薬物療法のほとんどは全身療法ですが、がんが必要とする栄養を送っている血管(栄養動脈)に抗がん剤を注入する「動注療法」という局所療法もあります。

がんには、薬物によく反応するものと、そうでないものがあります。薬物療法によってがんを治すことが可能になるとともに、がんの大きさを小さくすることで、延命効果や痛みなどの症状を和らげることも期待できます。

日本臨床腫瘍学会が認定する がん薬物療法専門医

新しい抗がん剤、ホルモン剤の導入により、薬剤と放射線療法を併用した治療法が実績を上げるとともに、治療法の複雑化が進んでいます。

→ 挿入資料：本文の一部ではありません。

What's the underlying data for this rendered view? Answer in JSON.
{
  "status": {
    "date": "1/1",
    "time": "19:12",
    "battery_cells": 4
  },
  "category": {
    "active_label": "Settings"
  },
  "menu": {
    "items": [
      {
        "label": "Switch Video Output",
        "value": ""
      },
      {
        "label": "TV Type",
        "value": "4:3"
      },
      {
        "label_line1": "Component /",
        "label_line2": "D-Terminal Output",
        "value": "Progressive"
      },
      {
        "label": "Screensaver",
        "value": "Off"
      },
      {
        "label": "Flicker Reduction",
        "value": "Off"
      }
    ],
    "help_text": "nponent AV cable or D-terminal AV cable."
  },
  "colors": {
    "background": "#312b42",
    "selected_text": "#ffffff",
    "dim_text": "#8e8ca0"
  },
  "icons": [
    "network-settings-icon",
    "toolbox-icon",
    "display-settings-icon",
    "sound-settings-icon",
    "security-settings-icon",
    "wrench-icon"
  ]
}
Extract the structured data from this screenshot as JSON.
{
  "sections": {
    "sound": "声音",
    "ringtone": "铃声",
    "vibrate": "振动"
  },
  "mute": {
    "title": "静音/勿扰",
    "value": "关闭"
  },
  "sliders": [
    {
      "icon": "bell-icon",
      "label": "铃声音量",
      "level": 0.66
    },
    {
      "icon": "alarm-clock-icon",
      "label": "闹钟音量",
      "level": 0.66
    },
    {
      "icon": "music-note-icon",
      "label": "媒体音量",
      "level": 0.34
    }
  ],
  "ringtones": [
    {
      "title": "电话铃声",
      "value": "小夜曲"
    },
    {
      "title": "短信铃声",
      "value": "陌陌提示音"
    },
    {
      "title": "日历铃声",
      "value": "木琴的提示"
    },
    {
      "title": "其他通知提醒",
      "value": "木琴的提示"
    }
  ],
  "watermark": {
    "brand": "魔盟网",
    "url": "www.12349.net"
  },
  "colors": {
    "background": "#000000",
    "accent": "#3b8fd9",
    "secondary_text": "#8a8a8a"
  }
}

そこで日本臨床腫瘍学会(JSMO)は、がんに対する診療技術と薬物による治療成績の向上のため、がん薬物療法専門医の認定を2005年度から始めています。

専門医を受験するためには、(1)1年以上継続して日本臨床腫瘍学会の学会員であること、(2)5年以上がん治療に関する研究活動を行い、がん治療に関する十分な業績があること、(3)研修認定施設において学会所定の研修カリキュラムに従い2年以上臨床研究を行い、修了した者であること、(4)各科の基本となる学会の認定医あるいは専門医の資格を有していること、などが条件となります。

がん薬物療法専門医は、がん患者それぞれの病状に合った有効ながん薬物療法を見つけ、適正に行うだけでなく、薬物療法のさらなる質の向上のために常に努力しなければなりません。また、内科学全般にわたる知識や他の診療科とのスムーズな連携の実現など、幅広い知識と高い技術が必要になります。

日本臨床腫瘍学会では、こうしたがん薬物療法専門医の養成のための専門医制度の充実を図っています。